Every year Jazz Fest is on my Go-To list. Friends who lived there during the 1970s and the festival’s formative years first invited me. I never made it, but after reading Julie Smith’s Jazz Funeral mystery filled with thrilling chase scenes around the festival stages and interesting musicians, I vowed to go. Just not this year. Instead, I listened to live performances online thanks to WWOZ Radio – the Guardians of the Groove station featured in the HBO Tremé series.
The festival’s food lineup keeps the Creole and Cajun flavors honest and authentic with vendors only from Louisiana, hailing from exotic sounding places like Golden Meadow, River Ridge and St. Francisville as well as the New Orleans area. The dishes are even more exotic – quail, pheasant and andouille gumbo, muffuletta, crawfish bread, jambalaya, alligator pie, sweet potato pone, red beans and rice, boudin balls, shrimp, sausage and okra gumbo, shrimp po’boy, couchon du lait, beignets, pralines and lots of sno-balls (yes, they’re ”balls” not “cones” in New Orleans).
And while I listened to WWOZ, I flipped through the pages of the best jazz gumbo book ever written, a gift from a couple I never met, Dottie and Russ. Creole Gumbo and All That Jazz by the late Howard Mitcham features great recipes interspersed with vignettes on jazz musicians, song lyrics, historic photos, and Mitcham’s own illustrations and woodcuts.
I found my copy of the cookbook at an estate sale and it comes with an intriguing story. The book was a Christmas gift in 1987, according to the personal note inside. It was presented with two tapes recorded to follow the format of the cookbook to get the recipient “dancing in the kitchen.” The gumbo recipes are paired with music by Al Hirt and Pete Fountain but the note implies the gift givers recorded it themselves. How I wish I had the tapes (and a tape player) to know which numbers the clever Dottie and Russ chose for the following recipe. I’m intrigued, too, by their identity. The signature doesn’t match Dottie West, but could it be Dottie Rambo singing with Russ Taff? Dottie Rambo, the mother of Reba McIntyre? Or is it Dottie and Russ, the starving musicians who lived upstairs? It’s a mystery.
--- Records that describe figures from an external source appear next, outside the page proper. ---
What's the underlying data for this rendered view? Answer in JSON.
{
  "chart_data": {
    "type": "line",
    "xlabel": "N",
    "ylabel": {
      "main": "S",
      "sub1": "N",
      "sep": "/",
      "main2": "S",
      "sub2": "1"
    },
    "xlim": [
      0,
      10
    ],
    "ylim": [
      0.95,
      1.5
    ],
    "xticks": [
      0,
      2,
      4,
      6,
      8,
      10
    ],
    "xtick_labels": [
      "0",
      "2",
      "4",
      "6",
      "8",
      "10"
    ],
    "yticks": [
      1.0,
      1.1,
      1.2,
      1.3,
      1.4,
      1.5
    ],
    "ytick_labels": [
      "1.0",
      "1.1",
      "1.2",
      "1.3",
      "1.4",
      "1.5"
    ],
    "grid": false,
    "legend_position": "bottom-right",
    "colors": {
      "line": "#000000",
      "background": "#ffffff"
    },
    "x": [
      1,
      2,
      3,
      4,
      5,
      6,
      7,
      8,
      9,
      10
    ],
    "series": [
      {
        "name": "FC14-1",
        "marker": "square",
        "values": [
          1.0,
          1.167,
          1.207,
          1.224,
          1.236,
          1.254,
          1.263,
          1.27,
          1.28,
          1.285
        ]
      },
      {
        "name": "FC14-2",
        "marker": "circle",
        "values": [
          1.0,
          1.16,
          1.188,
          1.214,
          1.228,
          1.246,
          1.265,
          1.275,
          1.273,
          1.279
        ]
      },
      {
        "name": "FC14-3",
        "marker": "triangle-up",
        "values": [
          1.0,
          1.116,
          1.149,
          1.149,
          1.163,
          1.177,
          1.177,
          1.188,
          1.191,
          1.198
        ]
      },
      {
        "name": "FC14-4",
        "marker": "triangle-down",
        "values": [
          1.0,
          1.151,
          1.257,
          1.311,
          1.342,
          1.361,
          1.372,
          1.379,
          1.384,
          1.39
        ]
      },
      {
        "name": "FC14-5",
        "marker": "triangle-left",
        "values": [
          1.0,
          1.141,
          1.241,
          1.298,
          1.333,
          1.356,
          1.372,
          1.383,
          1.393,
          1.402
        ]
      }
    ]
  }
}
Making gumbo is no mystery to Mitcham, however. In Chapter 3 he calls Creole gumbo “la soupe divine.” He describes creating it like improvisational early jazz — a lot of blue notes, flatted fifths, discords, and glissandos for spice. The chapter includes six gumbo recipes – oyster, crab, crab-hominy, seafood-sausage-chicken, shrimp-tasso and creole. His recipe usually takes a crew to make, but you can make my version on your own with frozen seafood and boxed seafood stock, plus some long-playing music.
I could drive to New Orleans and back in the time it takes to make this recipe. I’ll bet, however, it took Dottie and Russ even longer to record such a loving Christmas gift for friends.